A última sessão do julgamento antes do anúncio da sentença foi realizada na quinta-feira (15) no Tribunal Regional de Nagoia. O juiz vai proferir a sentença em 27 de fevereiro.
A Promotoria classificou o ato como “brutal e perigoso”, levantando a possibilidade da pena de morte, mas optou por não pedir a sentença máxima devido à falta de evidências de que o crime foi meticulosamente planejado.
Por outro lado, o advogado de defesa pediu a absolvição do réu, alegando que ele estava sob o efeito de drogas no momento do crime, o que teria comprometido sua capacidade de discernir entre o certo e o errado.

Segundo a Promotoria, em 30 de dezembro de 2015, o acusado estrangulou as irmãs brasileiras Kimberly Akemi Amarilha Maruyama e Michelle Maruyama, que na época tinham 27 e 29 anos, respectivamente, e em seguida ateou fogo no apartamento utilizando gasolina.
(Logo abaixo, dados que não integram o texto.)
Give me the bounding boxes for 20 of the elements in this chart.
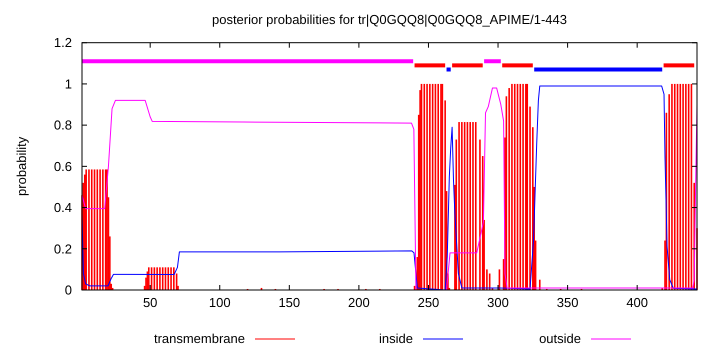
x-tick-label: 200	[348, 295, 370, 310]
y-tick-label: 0.6	[54, 158, 72, 174]
y-tick-label: 0.4	[54, 200, 72, 216]
y-tick-label: 0	[64, 282, 72, 298]
y-tick-label: 1.2	[54, 35, 72, 50]
x-tick-label: 400	[626, 295, 648, 310]
x-tick-label: 350	[556, 295, 578, 310]
legend-label: transmembrane	[154, 331, 245, 346]
y-tick-label: 0.2	[54, 241, 72, 256]
x-tick-label: 100	[208, 295, 231, 310]
chart-title: posterior probabilities for tr|Q0GQQ8|Q0GQQ8_APIME/1-443	[212, 12, 568, 27]
x-tick-label: 150	[278, 295, 300, 310]
x-tick-label: 50	[142, 295, 158, 310]
y-tick-label: 1	[64, 76, 72, 92]
legend-label: inside	[379, 331, 413, 346]
legend-label: outside	[539, 331, 581, 346]
y-tick-label: 0.8	[54, 118, 72, 133]
x-tick-label: 300	[487, 295, 509, 310]
x-tick-label: 250	[418, 295, 440, 310]
y-axis-title: probability	[14, 136, 29, 196]
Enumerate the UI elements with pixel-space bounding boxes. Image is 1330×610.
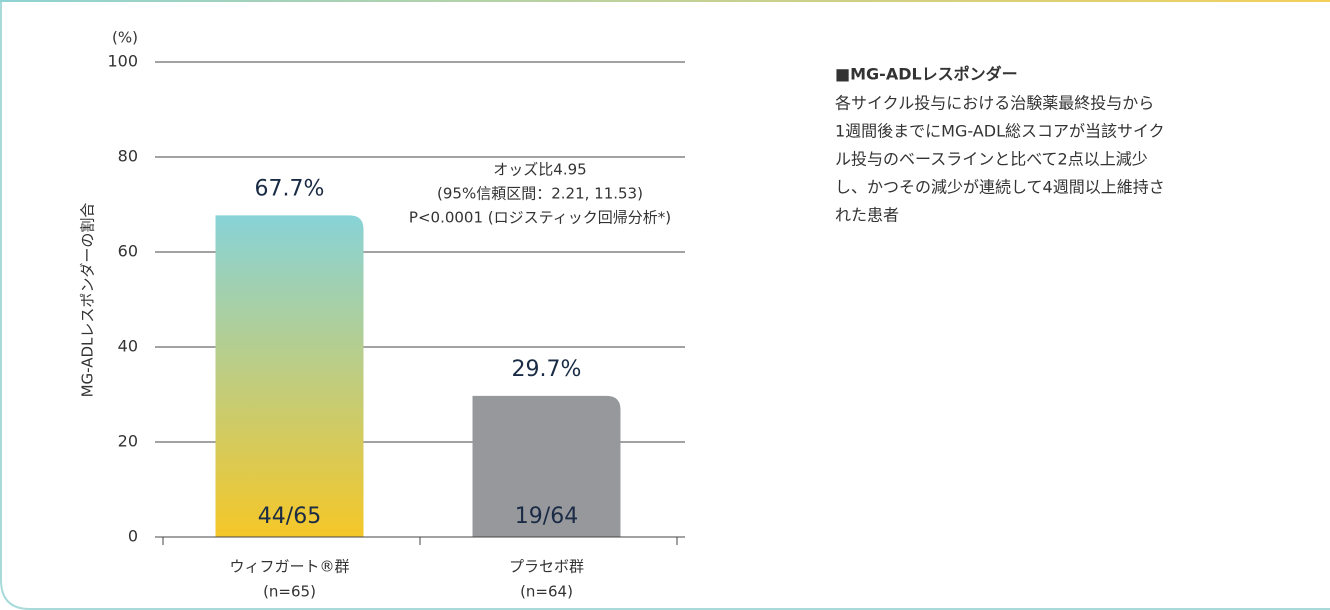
side-text: し、かつその減少が連続して4週間以上維持さ [835,178,1165,197]
side-text: れた患者 [835,206,899,225]
bar [472,395,621,537]
annotation: P<0.0001 (ロジスティック回帰分析*) [409,209,671,227]
y-tick-label: 80 [118,147,138,166]
y-tick-label: 60 [118,242,138,261]
y-tick-label: 100 [107,52,138,71]
bar [215,215,364,538]
annotation: (95%信頼区間：2.21, 11.53) [437,185,643,203]
annotation: オッズ比4.95 [493,161,586,179]
panel-top [0,0,1330,2]
x-tick-note: (n=64) [520,583,573,601]
side-text: 各サイクル投与における治験薬最終投与から [835,94,1154,113]
y-tick-label: 20 [118,432,138,451]
side-text: ル投与のベースラインと比べて2点以上減少 [835,150,1148,169]
inner-label: 19/64 [515,504,578,529]
inner-label: 44/65 [258,504,321,529]
side-heading: ■MG-ADLレスポンダー [835,65,1018,84]
x-tick-label: プラセボ群 [509,558,584,576]
y-axis-label: MG-ADLレスポンダーの割合 [79,203,97,398]
x-tick-note: (n=65) [263,583,316,601]
x-tick-label: ウィフガート®群 [229,558,349,576]
y-unit: (%) [112,29,138,47]
value-label: 29.7% [512,357,582,382]
side-text: 1週間後までにMG-ADL総スコアが当該サイク [835,122,1165,141]
y-tick-label: 0 [128,527,138,546]
y-tick-label: 40 [118,337,138,356]
value-label: 67.7% [255,176,325,201]
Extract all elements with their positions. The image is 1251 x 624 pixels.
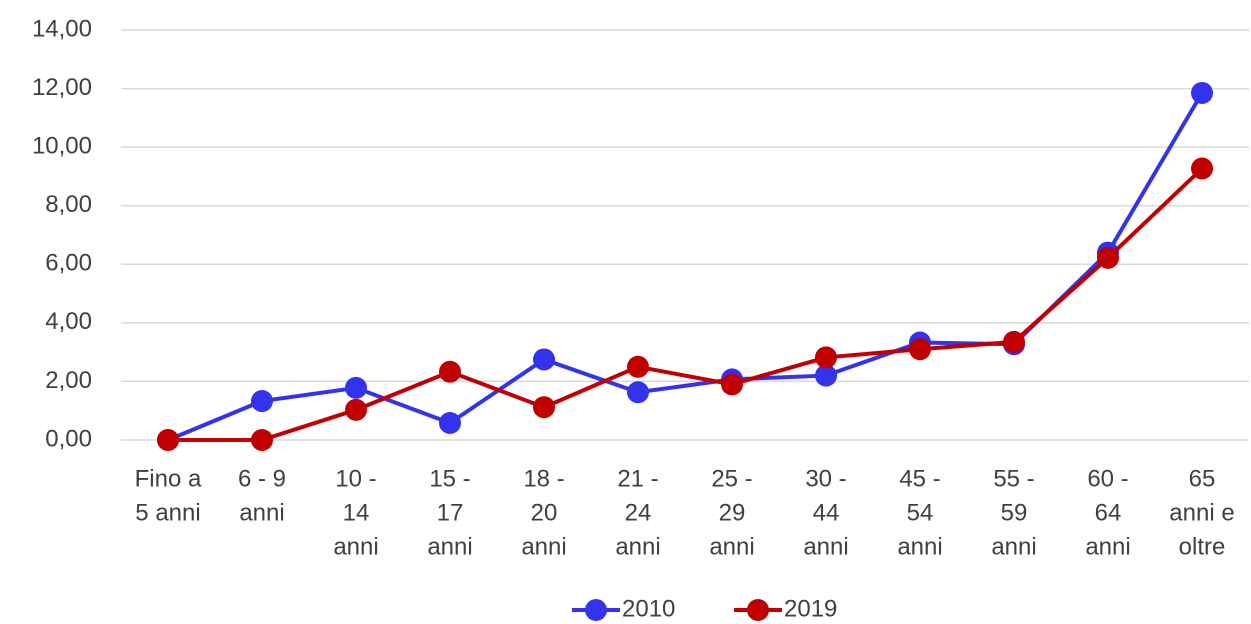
x-tick-label: anni xyxy=(991,533,1036,560)
data-point xyxy=(815,346,837,369)
x-tick-label: 10 - xyxy=(335,465,376,492)
y-tick-label: 6,00 xyxy=(45,250,92,277)
y-tick-label: 12,00 xyxy=(32,74,92,101)
x-tick-label: 6 - 9 xyxy=(238,465,286,492)
data-point xyxy=(533,348,555,371)
x-tick-label: 60 - xyxy=(1087,465,1128,492)
data-point xyxy=(533,396,555,419)
x-tick-label: anni xyxy=(333,533,378,560)
x-tick-label: 5 anni xyxy=(135,499,200,526)
data-point xyxy=(1097,246,1119,269)
data-point xyxy=(721,373,743,396)
x-tick-label: 54 xyxy=(907,499,934,526)
x-tick-label: oltre xyxy=(1179,533,1226,560)
x-tick-label: 18 - xyxy=(523,465,564,492)
data-point xyxy=(251,390,273,413)
x-tick-label: 30 - xyxy=(805,465,846,492)
data-point xyxy=(815,364,837,387)
x-tick-label: 45 - xyxy=(899,465,940,492)
x-tick-label: 25 - xyxy=(711,465,752,492)
x-tick-label: 17 xyxy=(437,499,464,526)
legend-marker xyxy=(747,599,769,621)
x-tick-label: 15 - xyxy=(429,465,470,492)
data-point xyxy=(251,429,273,451)
y-tick-label: 8,00 xyxy=(45,191,92,218)
x-tick-label: 44 xyxy=(813,499,840,526)
x-tick-label: anni e xyxy=(1169,499,1234,526)
x-tick-label: 64 xyxy=(1095,499,1122,526)
x-tick-label: 20 xyxy=(531,499,558,526)
data-point xyxy=(345,398,367,421)
data-point xyxy=(439,412,461,435)
legend-label: 2010 xyxy=(622,595,675,622)
x-tick-label: 55 - xyxy=(993,465,1034,492)
x-tick-label: 65 xyxy=(1189,465,1216,492)
data-point xyxy=(157,429,179,451)
x-tick-label: anni xyxy=(709,533,754,560)
legend-label: 2019 xyxy=(784,595,837,622)
y-tick-label: 14,00 xyxy=(32,15,92,42)
series-line xyxy=(167,91,1204,442)
x-tick-label: 29 xyxy=(719,499,746,526)
x-tick-label: anni xyxy=(615,533,660,560)
x-tick-label: 24 xyxy=(625,499,652,526)
y-tick-label: 10,00 xyxy=(32,132,92,159)
data-point xyxy=(1191,81,1213,104)
data-point xyxy=(909,338,931,361)
y-tick-label: 0,00 xyxy=(45,425,92,452)
data-point xyxy=(1003,330,1025,353)
x-tick-label: 14 xyxy=(343,499,370,526)
data-point xyxy=(627,381,649,404)
y-tick-label: 4,00 xyxy=(45,308,92,335)
x-tick-label: 59 xyxy=(1001,499,1028,526)
x-tick-label: anni xyxy=(803,533,848,560)
data-point xyxy=(345,376,367,399)
data-point xyxy=(1191,157,1213,180)
x-tick-label: anni xyxy=(1085,533,1130,560)
series-line xyxy=(168,167,1204,442)
x-tick-label: anni xyxy=(427,533,472,560)
x-tick-label: anni xyxy=(239,499,284,526)
x-tick-label: Fino a xyxy=(135,465,202,492)
data-point xyxy=(627,355,649,378)
x-tick-label: 21 - xyxy=(617,465,658,492)
y-tick-label: 2,00 xyxy=(45,367,92,394)
data-point xyxy=(439,360,461,383)
x-tick-label: anni xyxy=(897,533,942,560)
legend-marker xyxy=(585,599,607,621)
x-tick-label: anni xyxy=(521,533,566,560)
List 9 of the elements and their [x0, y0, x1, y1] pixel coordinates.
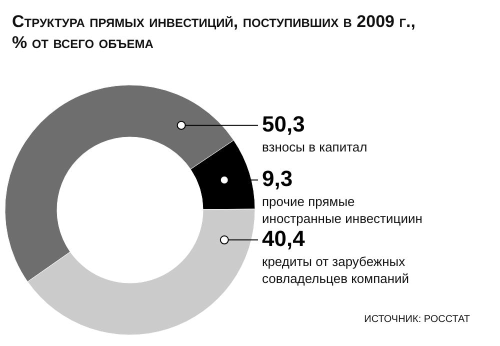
data-label: 50,3 — [262, 111, 305, 136]
chart-subtitle: % от всего объема — [12, 33, 154, 52]
slice-label: взносы в капитал — [262, 139, 368, 154]
text: ИСТОЧНИК: РОССТАТ — [364, 314, 470, 325]
slice-label: кредиты от зарубежных совладельцев компаний — [262, 254, 410, 286]
slice-label: прочие прямые иностранные инвестициин — [262, 194, 422, 226]
chart-title: Структура прямых инвестиций, поступивших в 2009 г., — [12, 12, 416, 31]
data-label: 9,3 — [262, 166, 293, 192]
data-label: 40,4 — [262, 226, 306, 251]
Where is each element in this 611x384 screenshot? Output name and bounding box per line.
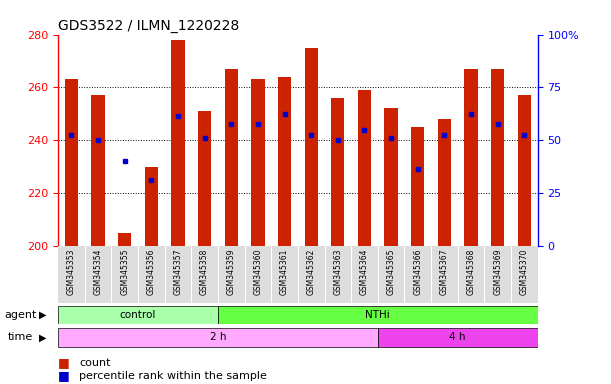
Bar — [411, 127, 425, 246]
Text: GSM345356: GSM345356 — [147, 249, 156, 295]
Text: GSM345370: GSM345370 — [520, 249, 529, 295]
Text: GDS3522 / ILMN_1220228: GDS3522 / ILMN_1220228 — [58, 19, 240, 33]
Text: NTHi: NTHi — [365, 310, 390, 320]
Bar — [437, 119, 451, 246]
Text: GSM345357: GSM345357 — [174, 249, 183, 295]
Bar — [491, 69, 504, 246]
Text: GSM345367: GSM345367 — [440, 249, 449, 295]
Text: GSM345355: GSM345355 — [120, 249, 129, 295]
Text: time: time — [7, 332, 32, 343]
Bar — [331, 98, 345, 246]
Bar — [358, 90, 371, 246]
Text: GSM345360: GSM345360 — [254, 249, 262, 295]
Bar — [278, 77, 291, 246]
Text: GSM345363: GSM345363 — [334, 249, 342, 295]
Bar — [251, 79, 265, 246]
Text: 4 h: 4 h — [450, 332, 466, 343]
FancyBboxPatch shape — [378, 328, 538, 347]
Bar — [145, 167, 158, 246]
Text: ▶: ▶ — [39, 310, 46, 320]
Text: GSM345362: GSM345362 — [307, 249, 316, 295]
FancyBboxPatch shape — [58, 306, 218, 324]
Text: GSM345358: GSM345358 — [200, 249, 209, 295]
Text: percentile rank within the sample: percentile rank within the sample — [79, 371, 267, 381]
Text: GSM345369: GSM345369 — [493, 249, 502, 295]
Bar — [225, 69, 238, 246]
Bar — [384, 108, 398, 246]
Bar — [518, 95, 531, 246]
Text: 2 h: 2 h — [210, 332, 226, 343]
Text: GSM345354: GSM345354 — [93, 249, 103, 295]
Bar — [92, 95, 104, 246]
FancyBboxPatch shape — [58, 328, 378, 347]
FancyBboxPatch shape — [218, 306, 538, 324]
Text: GSM345353: GSM345353 — [67, 249, 76, 295]
Text: agent: agent — [4, 310, 37, 320]
Text: GSM345366: GSM345366 — [413, 249, 422, 295]
Bar — [464, 69, 478, 246]
Text: count: count — [79, 358, 111, 368]
Text: GSM345361: GSM345361 — [280, 249, 289, 295]
Text: ▶: ▶ — [39, 332, 46, 343]
Bar — [198, 111, 211, 246]
Bar — [65, 79, 78, 246]
Text: ■: ■ — [58, 356, 70, 369]
Bar — [171, 40, 185, 246]
Text: ■: ■ — [58, 369, 70, 382]
Text: GSM345364: GSM345364 — [360, 249, 369, 295]
Text: GSM345359: GSM345359 — [227, 249, 236, 295]
Text: GSM345365: GSM345365 — [387, 249, 396, 295]
Bar — [118, 233, 131, 246]
Text: control: control — [120, 310, 156, 320]
Bar — [304, 48, 318, 246]
Text: GSM345368: GSM345368 — [467, 249, 475, 295]
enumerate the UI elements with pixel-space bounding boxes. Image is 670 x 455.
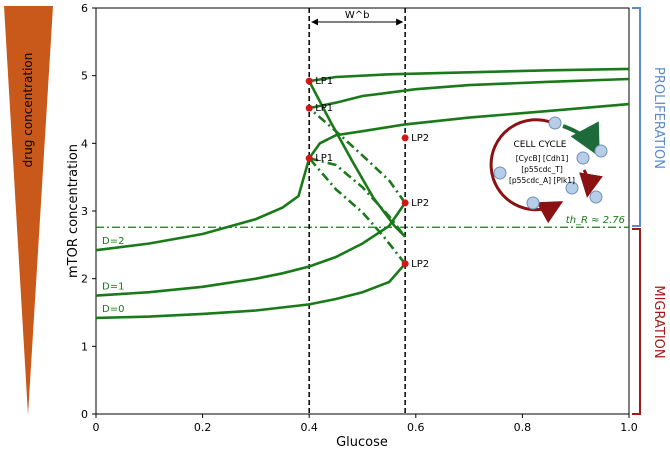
plot-frame (95, 7, 630, 415)
y-tick-label: 0 (81, 408, 88, 421)
limit-point-marker (401, 134, 409, 142)
y-tick-label: 4 (81, 137, 88, 150)
cell-cycle-inset: CELL CYCLE [CycB] [Cdh1] [p55cdc_T] [p55… (489, 116, 608, 224)
x-tick-label: 0.8 (514, 421, 532, 434)
series-label: D=0 (102, 304, 124, 315)
cycle-node (576, 151, 590, 165)
stable-branch-lower (95, 202, 407, 297)
y-axis-label: mTOR concentration (66, 144, 81, 278)
bifurcation-curves (95, 67, 630, 320)
stable-branch-lower (95, 262, 407, 320)
unstable-branch (308, 107, 407, 204)
limit-point-marker (305, 154, 313, 162)
y-tick-label: 6 (81, 2, 88, 15)
unstable-branch (308, 156, 407, 238)
limit-point-marker (401, 199, 409, 207)
drug-wedge (4, 6, 53, 415)
migration-label: MIGRATION (651, 285, 666, 358)
x-tick-label: 0.2 (194, 421, 212, 434)
limit-point-label: LP2 (411, 259, 429, 270)
series-label: D=2 (102, 236, 124, 247)
unstable-branch (308, 157, 407, 265)
series-label: D=1 (102, 282, 124, 293)
limit-points: LP1 LP1 LP1 LP2 LP2 LP2 (305, 76, 429, 270)
limit-point-label: LP1 (315, 76, 333, 87)
y-tick-label: 1 (81, 340, 88, 353)
y-tick-label: 5 (81, 70, 88, 83)
x-tick-label: 0.4 (300, 421, 318, 434)
stable-branch-upper (308, 102, 630, 159)
x-axis-label: Glucose (336, 435, 388, 450)
y-tick-label: 2 (81, 273, 88, 286)
x-tick-label: 0 (93, 421, 100, 434)
stable-branch-lower (95, 157, 311, 252)
cycle-arc-left (489, 118, 564, 224)
limit-point-marker (305, 77, 313, 85)
proliferation-bracket (632, 7, 641, 227)
cell-cycle-title: CELL CYCLE (514, 140, 567, 150)
drug-label: drug concentration (21, 53, 35, 168)
limit-point-label: LP2 (411, 198, 429, 209)
cell-cycle-species-2: [p55cdc_T] (521, 165, 563, 174)
cycle-node (548, 116, 562, 130)
cell-cycle-species-3: [p55cdc_A] [Plk1] (509, 176, 575, 185)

La Rosa era ex-namorado de Akemi. Ele queria reatar o relacionamento, mas a irmã Michelle se posicionou contra e as duas brasileiras acabaram sendo assassinadas, de acordo com a Promotoria.
Pessoas que moravam nas proximidades disseram à polícia que o peruano costumava ir ao apartamento da ex-namorada, e ele foi visto perto do prédio do conjunto habitacional no dia do incêndio.
PRISÃO POR TEMPO INDETERMINADO
A pena de prisão perpétua (muki choueki/無期懲役) no Japão difere dos sistemas legais de alguns países e pode ser traduzida como “prisão por tempo indeterminado”.
A prisão perpétua no Japão implica que o condenado pode ser mantido no presídio pelo resto de sua vida. No entanto, ele pode ser elegível para liberdade condicional após cumprir um determinado período mínimo de sua pena, mas essa decisão depende de uma avaliação de vários fatores, incluindo o comportamento do detento e a natureza do crime.